Anna Jewell with Sir David Haslam, Chair of the National Institute for Health and Care Excellence
We were also delighted – just a couple of weeks ago – to win the ‘Campaigning Team of the Year’ Times Charity Award 2019, for Demand Faster Treatment. This is a fitting tribute to Erika Vincent, who played such a key part in the campaign and who sadly passed away earlier this year. It’s also tremendous testimony to all of the supporters across the country who joined us in our petition – this award would never have happened without them. Take a look at us at the ceremony.
On the road
The NICE win was a significant step forward in highlighting of the importance of rapid treatment for pancreatic cancer. And because pancreatic cancer really won’t wait, it also presented a crucial opportunity to get on the road to ask other healthcare providers to follow Birmingham’s lead.
So, our Policy team has been travelling up and down the country to talk about faster treatment.
We’ve been speaking to specialist pancreatic cancer teams who manage care and treatment of people affected. Encouragingly, over 12 out of 29 pancreatic cancer centres across the UK have now backed up the case for Demand Faster Treatment and are working towards accelerating the treatment of pancreatic cancer through introducing fast-track surgery or one-stop clinics in their own centre.
Our team has also been out visiting Cancer Alliances in England- they are the local health bodies that bring together clinical leaders and teams to transform cancer treatment and diagnosis in their areas. And it’s great to see that several have started to take on pancreatic cancer. For example, Greater Manchester Cancer Alliance is applying for funding to accelerate the diagnosis and treatment of pancreatic cancer, and West Yorkshire and Harrogate Cancer Alliance is setting up an action group to improve outcomes for pancreatic cancer patients.

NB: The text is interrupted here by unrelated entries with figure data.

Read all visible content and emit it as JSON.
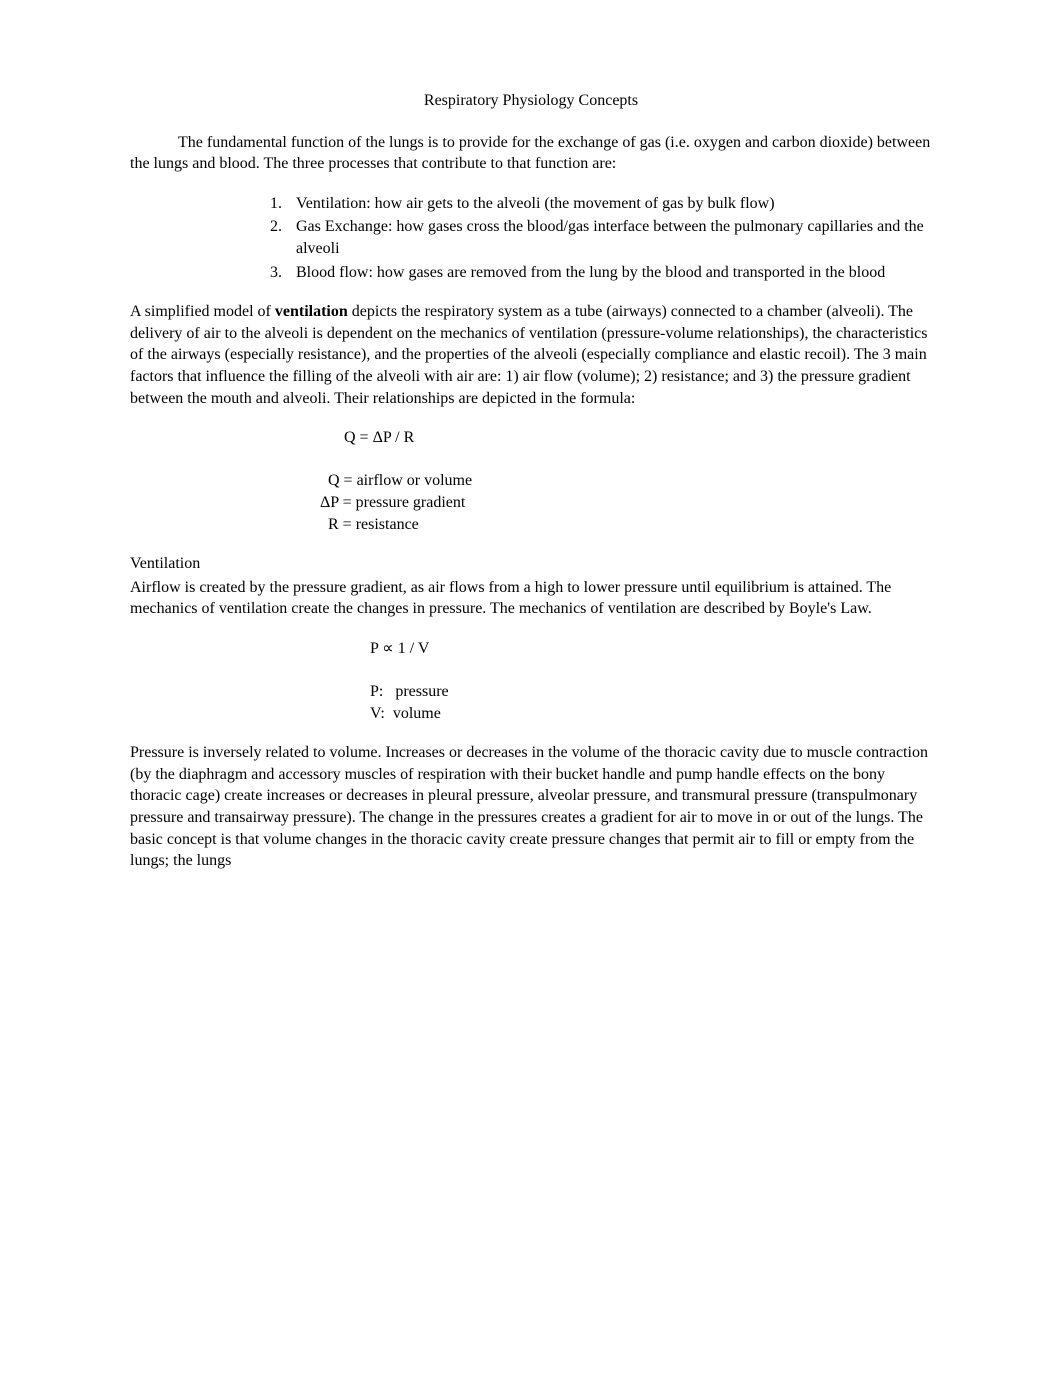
{
  "title": "Respiratory Physiology Concepts",
  "intro": "The fundamental function of the lungs is to provide for the exchange of gas (i.e. oxygen and carbon dioxide) between the lungs and blood. The three processes that contribute to that function are:",
  "list": [
    {
      "num": "1.",
      "text": "Ventilation:  how air gets to the alveoli (the movement of gas by bulk flow)"
    },
    {
      "num": "2.",
      "text": "Gas Exchange:  how gases cross the blood/gas interface between the pulmonary capillaries and the alveoli"
    },
    {
      "num": "3.",
      "text": "Blood flow:  how gases are removed from the lung by the blood and transported in the blood"
    }
  ],
  "para2_pre": "A simplified model of ",
  "para2_bold": "ventilation",
  "para2_post": " depicts the respiratory system as a tube (airways) connected to a chamber (alveoli).  The delivery of air to the alveoli is dependent on the mechanics of ventilation (pressure-volume relationships), the characteristics of the airways (especially resistance), and the properties of the alveoli (especially compliance and elastic recoil).  The 3 main factors that influence the filling of the alveoli with air are: 1) air flow (volume); 2) resistance; and 3) the pressure gradient between the mouth and alveoli.  Their relationships are depicted in the formula:",
  "formula1": {
    "eq": "      Q = ΔP / R",
    "l1": "  Q = airflow or volume",
    "l2": "ΔP = pressure gradient",
    "l3": "  R = resistance"
  },
  "sect_head": "Ventilation",
  "para3": "Airflow is created by the pressure gradient, as air flows from a high to lower pressure until equilibrium is attained.  The mechanics of ventilation create the changes in pressure.  The mechanics of ventilation are described by Boyle's Law.",
  "formula2": {
    "eq": "P ∝ 1 / V",
    "l1": "P:   pressure",
    "l2": "V:  volume"
  },
  "para4": "Pressure is inversely related to volume.  Increases or decreases in the volume of the thoracic cavity due to muscle contraction (by the diaphragm and accessory muscles of respiration with their bucket handle and pump handle effects on the bony thoracic cage) create increases or decreases in pleural pressure, alveolar pressure, and transmural pressure (transpulmonary pressure and transairway pressure).  The change in the pressures creates a gradient for air to move in or out of the lungs.  The basic concept is that volume changes in the thoracic cavity create pressure changes that permit air to fill or empty from the lungs; the lungs"
}
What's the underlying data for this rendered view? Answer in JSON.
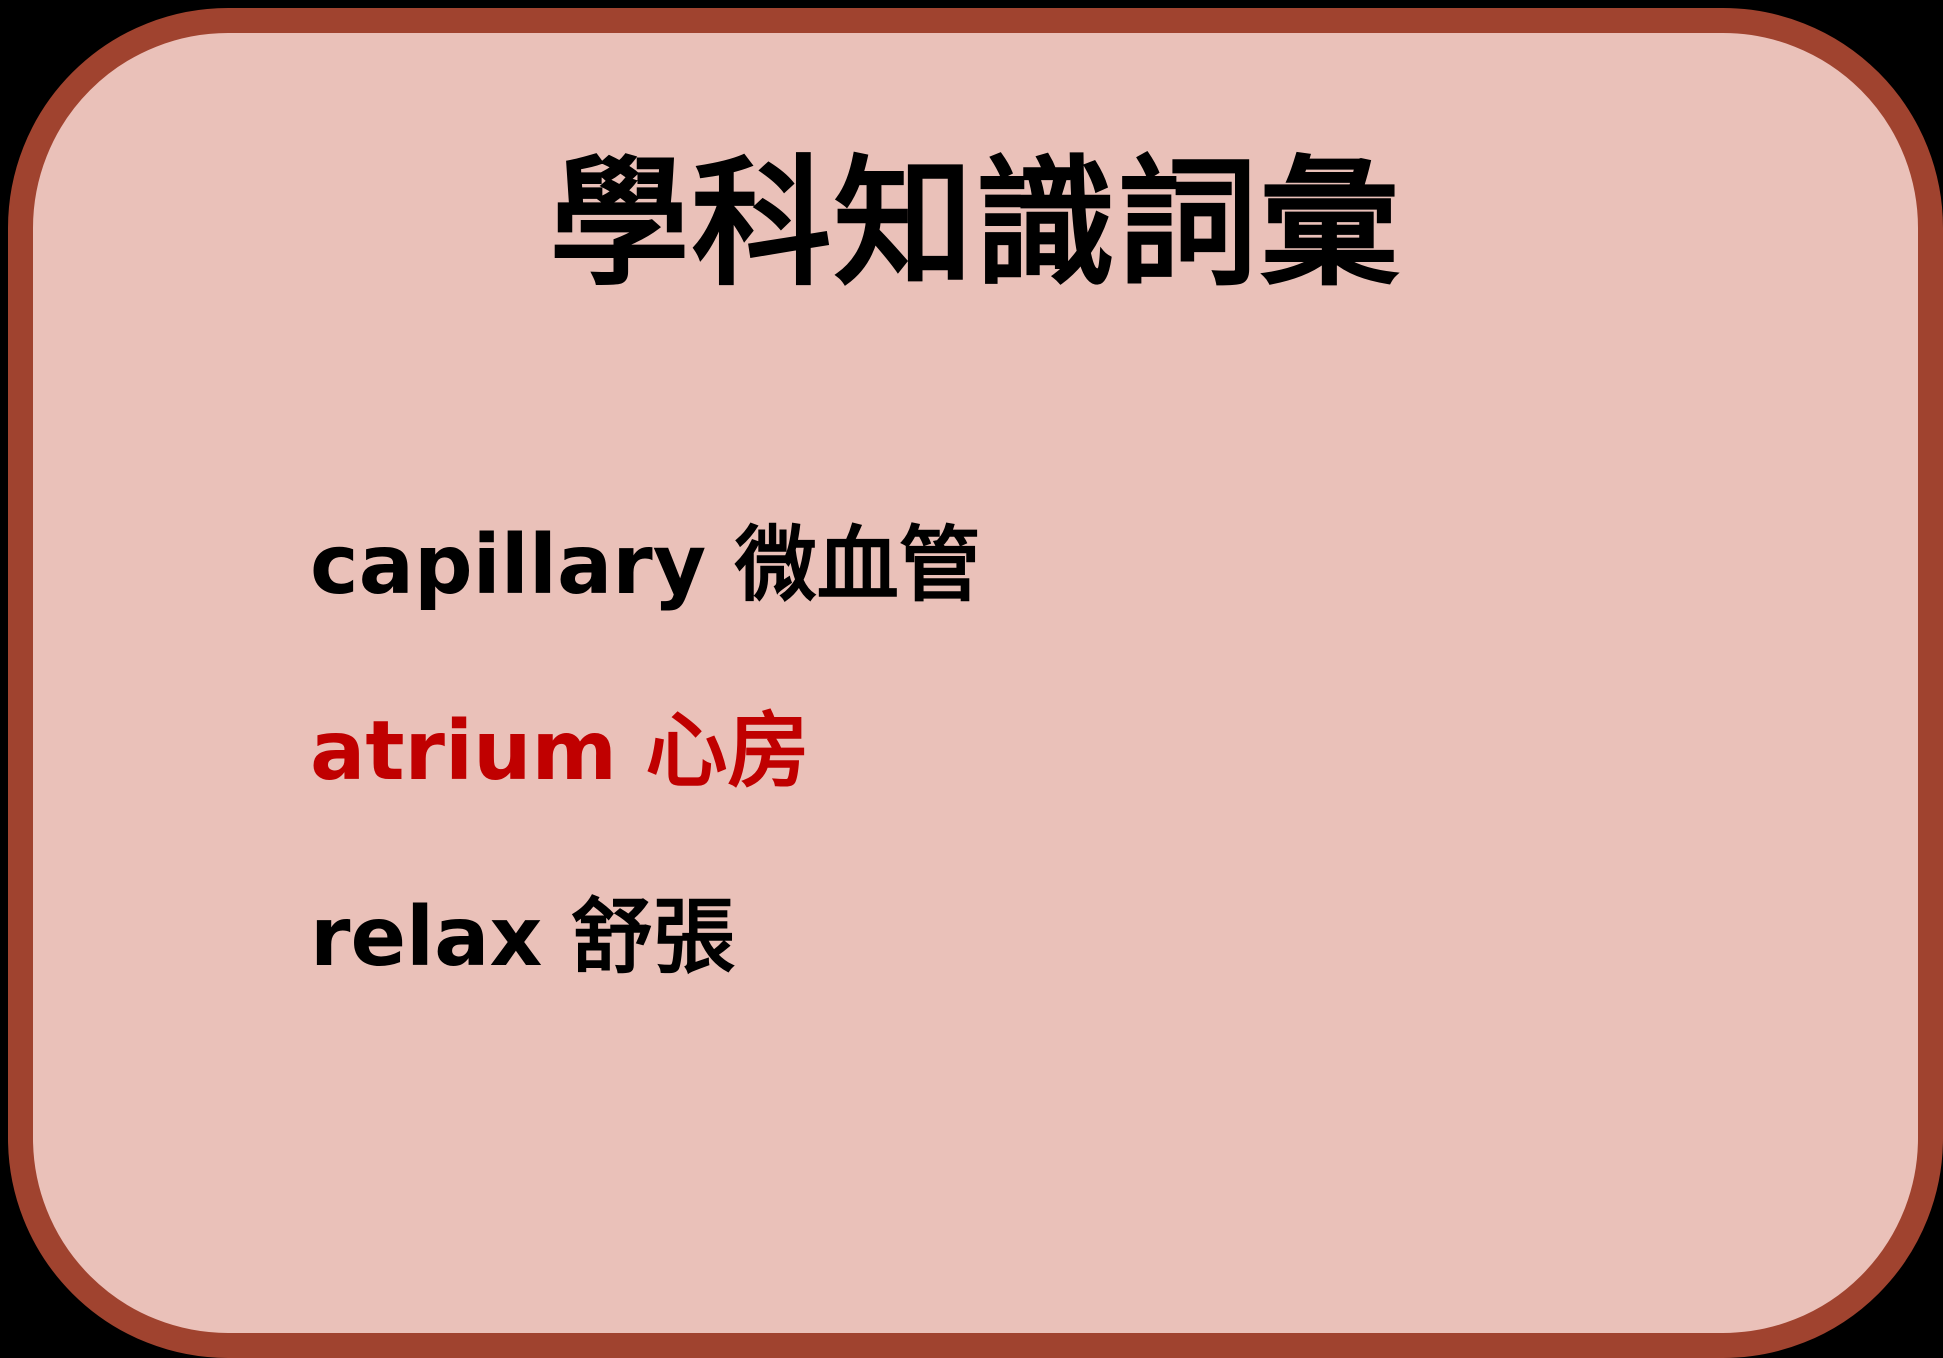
{
  "title": "學科知識詞彙",
  "colors": {
    "background": "#eac1b9",
    "border": "#a0432f",
    "highlight": "#c00000",
    "text": "#000000"
  },
  "vocabulary": [
    {
      "english": "capillary",
      "chinese": "微血管",
      "highlighted": false
    },
    {
      "english": "atrium",
      "chinese": "心房",
      "highlighted": true
    },
    {
      "english": "relax",
      "chinese": "舒張",
      "highlighted": false
    }
  ]
}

Faster treatment is a crucial part of the optimal care that is so desperately needed to transform the diagnosis, care, treatment and support for people with pancreatic cancer. We call this the Pancreatic Cancer Optimal Pathway and our policy team is working on developing this with clinicians over the next year and beyond in order to improve the care experiences of people with pancreatic cancer.
We’ll continue to put pressure on governments and healthcare bodies to beat the deadliest cancer, and we will be making more noise very soon to keep pancreatic cancer in the spotlight. Keep your eyes peeled for the next stage of our campaigning work – and together, let’s take on pancreatic cancer.